Davvero quest’uomo era Figlio di Dio! - Mc 14, 1- 15, 47

Dominica in Palmis - de Passione Domini

Siamo giunti al termine dell’itinerario della Quaresima, cammino che aveva lo scopo di portarci a vivere intensamente la Pasqua. Il valore della celebrazione della Pasqua è già espresso nella celebrazione di oggi, che opera il suo insegnamento nell’accostare due momenti in apparenza contradditori e inconciliabili. Nella memoria dell’ingresso di Gesù a Gerusalemme, abbiamo rivissuto l’esperienza dei giovani e di tutta quella folla che agita i rami, che stende mantelli e canta per dare sfogo all’esultanza del cuore; con queste manifestazioni, con questi gesti abbiamo voluto proclamare che Gesù è portatore di gioia, che Dio sta dalla sua parte. Poi entrati in chiesa, abbiamo ascoltato narrare il percorso di Gesù che subisce il tradimento di un amico, la brama di potere del sinedrio che non esita a utilizzare false testimonianze per le sue macchinazioni, la vigliaccheria di Pilato, pronto al compromesso, l’indifferenza di tutti quelli che non muovono un dito di fronte a quell’ingiustizia, la violenza di chi affonda il colpo mortale nel corpo di Gesù, percorso terribile, che lo fa sembrare un abbandonato da Dio. Come si può affermare che questi due quadri si possono incontrare?

Il vangelo di oggi

Marco 14, 1- 15, 47 :

« Quelli che passavano di là lo insultavano, scuotendo il capo e dicendo: «Ehi, tu che distruggi il tempio e lo ricostruisci in tre giorni, salva te stesso scendendo dalla croce!». Così anche i capi dei sacerdoti, con gli scribi, fra loro si facevano beffe di lui e dicevano: «Ha salvato altri e non può salvare se stesso! Il Cristo, il re d'Israele, scenda ora dalla croce, perché vediamo e crediamo!». E anche quelli che erano stati crocifissi con lui lo insultavano.

Quando fu mezzogiorno, si fece buio su tutta la terra fino alle tre del pomeriggio. Alle tre, Gesù gridò a gran voce: «Eloì, Eloì, lemà sabactàni?», che significa: «Dio mio, Dio mio, perché mi hai abbandonato?». Udendo questo, alcuni dei presenti dicevano: «Ecco, chiama Elia!». Uno corse a inzuppare di aceto una spugna, la fissò su una canna e gli dava da bere, dicendo: «Aspettate, vediamo se viene Elia a farlo scendere». Ma Gesù, dando un forte grido, spirò.

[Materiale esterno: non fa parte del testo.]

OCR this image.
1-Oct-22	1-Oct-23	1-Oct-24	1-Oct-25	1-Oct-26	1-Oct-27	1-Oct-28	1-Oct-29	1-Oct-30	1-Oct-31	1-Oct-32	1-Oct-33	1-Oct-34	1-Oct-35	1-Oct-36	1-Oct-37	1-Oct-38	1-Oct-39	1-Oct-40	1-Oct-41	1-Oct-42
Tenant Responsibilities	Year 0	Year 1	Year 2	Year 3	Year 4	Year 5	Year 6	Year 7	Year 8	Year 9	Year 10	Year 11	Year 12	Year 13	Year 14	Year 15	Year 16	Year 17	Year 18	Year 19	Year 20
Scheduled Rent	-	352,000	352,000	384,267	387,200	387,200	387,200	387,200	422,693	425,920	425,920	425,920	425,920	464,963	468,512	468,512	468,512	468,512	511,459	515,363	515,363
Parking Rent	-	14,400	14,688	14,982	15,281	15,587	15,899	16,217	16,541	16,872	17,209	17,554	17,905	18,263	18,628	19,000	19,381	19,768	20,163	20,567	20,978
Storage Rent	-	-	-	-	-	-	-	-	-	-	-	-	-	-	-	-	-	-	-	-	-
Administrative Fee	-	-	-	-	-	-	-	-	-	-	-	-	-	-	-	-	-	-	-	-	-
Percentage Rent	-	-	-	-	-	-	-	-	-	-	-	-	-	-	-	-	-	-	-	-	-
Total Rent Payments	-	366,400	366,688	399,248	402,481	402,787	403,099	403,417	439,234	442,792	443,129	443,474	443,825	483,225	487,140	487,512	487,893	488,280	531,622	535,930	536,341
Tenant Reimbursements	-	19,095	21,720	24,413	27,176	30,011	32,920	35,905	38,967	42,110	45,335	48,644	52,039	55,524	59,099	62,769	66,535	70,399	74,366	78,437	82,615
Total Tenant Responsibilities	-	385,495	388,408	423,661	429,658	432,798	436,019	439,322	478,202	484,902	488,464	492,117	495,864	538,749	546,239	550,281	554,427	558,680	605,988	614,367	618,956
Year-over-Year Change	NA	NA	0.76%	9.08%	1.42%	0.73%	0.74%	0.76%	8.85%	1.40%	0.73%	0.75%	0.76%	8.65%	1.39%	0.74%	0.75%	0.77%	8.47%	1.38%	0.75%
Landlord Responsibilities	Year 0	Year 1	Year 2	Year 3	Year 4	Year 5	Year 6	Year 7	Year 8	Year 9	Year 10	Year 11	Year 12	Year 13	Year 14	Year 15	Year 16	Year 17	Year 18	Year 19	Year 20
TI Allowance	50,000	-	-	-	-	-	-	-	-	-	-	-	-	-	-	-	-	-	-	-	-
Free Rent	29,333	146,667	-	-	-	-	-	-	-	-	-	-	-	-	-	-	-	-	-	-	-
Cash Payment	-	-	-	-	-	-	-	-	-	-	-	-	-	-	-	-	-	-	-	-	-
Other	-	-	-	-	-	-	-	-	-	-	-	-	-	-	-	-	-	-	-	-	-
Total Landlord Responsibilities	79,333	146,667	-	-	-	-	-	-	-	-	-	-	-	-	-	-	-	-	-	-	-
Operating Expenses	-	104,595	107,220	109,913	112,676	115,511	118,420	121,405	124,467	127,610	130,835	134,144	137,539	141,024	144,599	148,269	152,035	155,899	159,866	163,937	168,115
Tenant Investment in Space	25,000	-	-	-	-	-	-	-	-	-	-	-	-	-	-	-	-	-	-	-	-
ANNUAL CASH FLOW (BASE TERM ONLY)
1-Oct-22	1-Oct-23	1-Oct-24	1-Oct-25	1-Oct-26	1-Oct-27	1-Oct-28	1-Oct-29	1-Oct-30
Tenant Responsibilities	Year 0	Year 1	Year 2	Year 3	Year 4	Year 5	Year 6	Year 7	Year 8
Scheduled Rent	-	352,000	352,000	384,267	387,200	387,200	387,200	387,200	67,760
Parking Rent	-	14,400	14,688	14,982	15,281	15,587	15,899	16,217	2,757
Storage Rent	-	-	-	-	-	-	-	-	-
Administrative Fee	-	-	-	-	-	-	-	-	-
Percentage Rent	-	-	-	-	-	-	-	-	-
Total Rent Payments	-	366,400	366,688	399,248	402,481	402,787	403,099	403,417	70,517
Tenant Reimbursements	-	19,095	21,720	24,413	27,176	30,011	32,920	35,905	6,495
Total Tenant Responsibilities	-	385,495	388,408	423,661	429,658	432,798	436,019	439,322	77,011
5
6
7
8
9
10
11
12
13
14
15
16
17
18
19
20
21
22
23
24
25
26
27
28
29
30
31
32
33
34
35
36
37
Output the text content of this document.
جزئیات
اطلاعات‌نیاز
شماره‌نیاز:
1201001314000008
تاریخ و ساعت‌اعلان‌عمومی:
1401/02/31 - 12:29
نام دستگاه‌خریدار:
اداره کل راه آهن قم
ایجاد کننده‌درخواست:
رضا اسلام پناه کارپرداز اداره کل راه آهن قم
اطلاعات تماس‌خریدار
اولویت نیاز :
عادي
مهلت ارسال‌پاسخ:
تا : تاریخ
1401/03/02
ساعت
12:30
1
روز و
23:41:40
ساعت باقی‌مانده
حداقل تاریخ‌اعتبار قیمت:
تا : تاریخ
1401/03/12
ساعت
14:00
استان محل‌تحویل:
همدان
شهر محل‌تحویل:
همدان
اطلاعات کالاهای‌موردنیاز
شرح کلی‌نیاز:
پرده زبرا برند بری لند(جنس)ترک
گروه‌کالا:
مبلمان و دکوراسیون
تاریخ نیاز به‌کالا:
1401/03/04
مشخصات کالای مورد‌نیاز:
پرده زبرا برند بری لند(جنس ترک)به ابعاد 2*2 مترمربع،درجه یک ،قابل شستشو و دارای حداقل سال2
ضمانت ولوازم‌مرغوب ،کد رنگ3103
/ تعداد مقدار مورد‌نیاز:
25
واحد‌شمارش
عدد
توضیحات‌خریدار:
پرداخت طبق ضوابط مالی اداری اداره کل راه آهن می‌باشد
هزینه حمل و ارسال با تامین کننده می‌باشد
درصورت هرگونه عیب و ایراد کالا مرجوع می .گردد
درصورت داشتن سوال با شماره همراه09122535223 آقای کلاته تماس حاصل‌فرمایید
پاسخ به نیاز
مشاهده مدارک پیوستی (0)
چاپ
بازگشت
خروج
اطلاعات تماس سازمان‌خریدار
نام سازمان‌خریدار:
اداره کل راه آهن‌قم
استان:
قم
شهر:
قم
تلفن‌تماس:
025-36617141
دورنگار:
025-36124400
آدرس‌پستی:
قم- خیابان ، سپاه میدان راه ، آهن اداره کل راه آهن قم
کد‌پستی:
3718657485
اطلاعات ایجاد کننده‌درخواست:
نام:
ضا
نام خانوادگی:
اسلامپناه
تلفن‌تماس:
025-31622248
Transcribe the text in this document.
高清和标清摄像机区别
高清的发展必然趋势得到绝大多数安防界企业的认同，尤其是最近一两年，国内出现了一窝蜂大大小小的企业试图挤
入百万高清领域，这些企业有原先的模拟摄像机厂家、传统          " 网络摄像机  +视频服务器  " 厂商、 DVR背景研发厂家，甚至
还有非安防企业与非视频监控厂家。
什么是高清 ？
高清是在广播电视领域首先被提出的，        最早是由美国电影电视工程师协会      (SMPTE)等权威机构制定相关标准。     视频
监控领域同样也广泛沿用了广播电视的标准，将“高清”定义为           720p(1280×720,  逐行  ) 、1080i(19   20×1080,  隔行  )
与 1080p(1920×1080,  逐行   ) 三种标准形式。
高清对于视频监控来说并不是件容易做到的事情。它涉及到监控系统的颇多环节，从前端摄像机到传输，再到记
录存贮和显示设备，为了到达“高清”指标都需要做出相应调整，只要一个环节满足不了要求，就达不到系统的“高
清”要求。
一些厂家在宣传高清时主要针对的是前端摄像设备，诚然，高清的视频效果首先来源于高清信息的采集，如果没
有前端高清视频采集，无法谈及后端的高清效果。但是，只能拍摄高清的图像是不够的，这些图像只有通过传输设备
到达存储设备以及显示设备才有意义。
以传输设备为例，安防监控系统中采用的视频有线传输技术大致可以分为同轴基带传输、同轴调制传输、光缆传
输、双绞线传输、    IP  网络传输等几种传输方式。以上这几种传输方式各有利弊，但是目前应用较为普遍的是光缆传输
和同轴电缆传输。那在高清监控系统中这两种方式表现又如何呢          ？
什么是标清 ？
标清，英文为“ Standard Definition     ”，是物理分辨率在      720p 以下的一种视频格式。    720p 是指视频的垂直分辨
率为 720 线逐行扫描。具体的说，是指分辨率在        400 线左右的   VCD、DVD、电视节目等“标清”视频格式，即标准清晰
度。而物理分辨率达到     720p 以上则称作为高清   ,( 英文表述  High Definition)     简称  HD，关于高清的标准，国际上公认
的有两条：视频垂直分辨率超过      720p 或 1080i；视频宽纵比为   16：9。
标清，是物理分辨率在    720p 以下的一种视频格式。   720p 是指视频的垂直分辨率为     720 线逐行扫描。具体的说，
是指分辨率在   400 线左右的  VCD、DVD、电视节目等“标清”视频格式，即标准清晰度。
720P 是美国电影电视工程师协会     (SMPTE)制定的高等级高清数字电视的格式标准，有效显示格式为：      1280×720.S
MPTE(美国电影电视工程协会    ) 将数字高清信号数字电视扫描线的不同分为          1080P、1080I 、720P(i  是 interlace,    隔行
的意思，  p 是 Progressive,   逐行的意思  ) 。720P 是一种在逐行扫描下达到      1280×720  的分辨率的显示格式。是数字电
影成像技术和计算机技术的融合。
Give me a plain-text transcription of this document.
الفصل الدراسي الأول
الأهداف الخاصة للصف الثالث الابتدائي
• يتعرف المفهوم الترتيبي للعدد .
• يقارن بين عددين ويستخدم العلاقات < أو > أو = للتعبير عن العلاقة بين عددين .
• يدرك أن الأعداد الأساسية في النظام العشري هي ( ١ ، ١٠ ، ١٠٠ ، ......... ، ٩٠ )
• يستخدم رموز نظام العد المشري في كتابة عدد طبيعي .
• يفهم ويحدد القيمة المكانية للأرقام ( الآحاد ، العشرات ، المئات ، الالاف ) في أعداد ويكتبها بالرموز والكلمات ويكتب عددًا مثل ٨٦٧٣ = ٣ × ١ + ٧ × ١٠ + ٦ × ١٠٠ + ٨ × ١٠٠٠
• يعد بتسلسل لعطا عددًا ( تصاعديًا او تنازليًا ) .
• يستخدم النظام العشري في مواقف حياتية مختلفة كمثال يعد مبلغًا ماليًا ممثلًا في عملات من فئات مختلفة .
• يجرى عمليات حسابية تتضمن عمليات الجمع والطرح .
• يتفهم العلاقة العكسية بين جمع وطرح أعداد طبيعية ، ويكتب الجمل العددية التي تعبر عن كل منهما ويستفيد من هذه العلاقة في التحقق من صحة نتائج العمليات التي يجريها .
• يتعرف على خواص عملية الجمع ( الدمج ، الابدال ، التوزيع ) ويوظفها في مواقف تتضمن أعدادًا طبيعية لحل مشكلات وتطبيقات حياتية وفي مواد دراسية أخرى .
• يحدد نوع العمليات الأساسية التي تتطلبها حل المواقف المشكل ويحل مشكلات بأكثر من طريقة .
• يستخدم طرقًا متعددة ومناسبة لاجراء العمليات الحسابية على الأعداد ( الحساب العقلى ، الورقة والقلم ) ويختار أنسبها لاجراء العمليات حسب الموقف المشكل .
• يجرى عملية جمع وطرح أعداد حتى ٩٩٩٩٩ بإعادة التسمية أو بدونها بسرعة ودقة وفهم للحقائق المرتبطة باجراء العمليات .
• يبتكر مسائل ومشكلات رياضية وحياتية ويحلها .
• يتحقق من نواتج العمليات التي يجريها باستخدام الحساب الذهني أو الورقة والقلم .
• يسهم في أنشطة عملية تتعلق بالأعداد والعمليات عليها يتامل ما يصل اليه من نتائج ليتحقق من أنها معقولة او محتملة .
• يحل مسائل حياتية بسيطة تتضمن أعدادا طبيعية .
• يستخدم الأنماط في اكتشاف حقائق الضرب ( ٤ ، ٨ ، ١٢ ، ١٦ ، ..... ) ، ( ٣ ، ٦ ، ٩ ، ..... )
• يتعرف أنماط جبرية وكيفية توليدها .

Il velo del tempio si squarciò in due, da cima a fondo. Il centurione, che si trovava di fronte a lui, avendolo visto spirare in quel modo, disse: «Davvero quest'uomo era Figlio di Dio!».

Vi erano anche alcune donne, che osservavano da lontano, tra le quali Maria di Màgdala, Maria madre di Giacomo il minore e di Ioses, e Salome, le quali, quando era in Galilea, lo seguivano e lo servivano, e molte altre che erano salite con lui a Gerusalemme. ».

Come si può affermare che questi due quadri si possono incontrare? Come si può pensare che la trama violenta che si accanisce contro Gesù e porta alla sua morte abbia a che fare col realizzare per l’uomo “la gioia”? C’è un dibattito, dove da una parte ci sono quelli che stanno sotto la croce e gli dicono: “se sei figlio di Dio scendi dalla croce”; dall’altra parte c’è la fede del centurione che vedendolo morire sulla croce dice: “È veramente figlio di Dio”.

La soluzione tra queste due posizioni contrapposte sta nell’amore.

L’amore che è l’identità di Dio come Gesù l’ha sempre riconosciuto e, anche di fronte a quella tragica circostanza, continua a proclamare consegnandosi a Lui e vivendo illuminato dall’assoluta fiducia nella Sua paternità. L’amore che alla luce della relazione con Dio, Gesù vive nei confronti di tutti, a partire proprio da chi opera contro di lui quella trama di morte. È l’amore in cui Gesù crede, è l’amore che Gesù offre, è tutto quest’amore che rende la sua morte pienezza di vita. Abbiamo fatto tutto il cammino di Quaresima per arrivare a desiderare di vivere come Gesù, come dice l’apostolo Paolo: “Abbiate in voi gli stessi sentimenti che furono in Cristo Gesù.” Avere gli stessi sentimenti, vuol dire non rimanere sconfitti di fronte alle piccole o grandi morti che incontriamo nel nostro cammino, ma soprattutto vuol dire non essere indifferenti alle morti degli altri. Fare Pasqua è far entrare in noi l’amore di Gesù.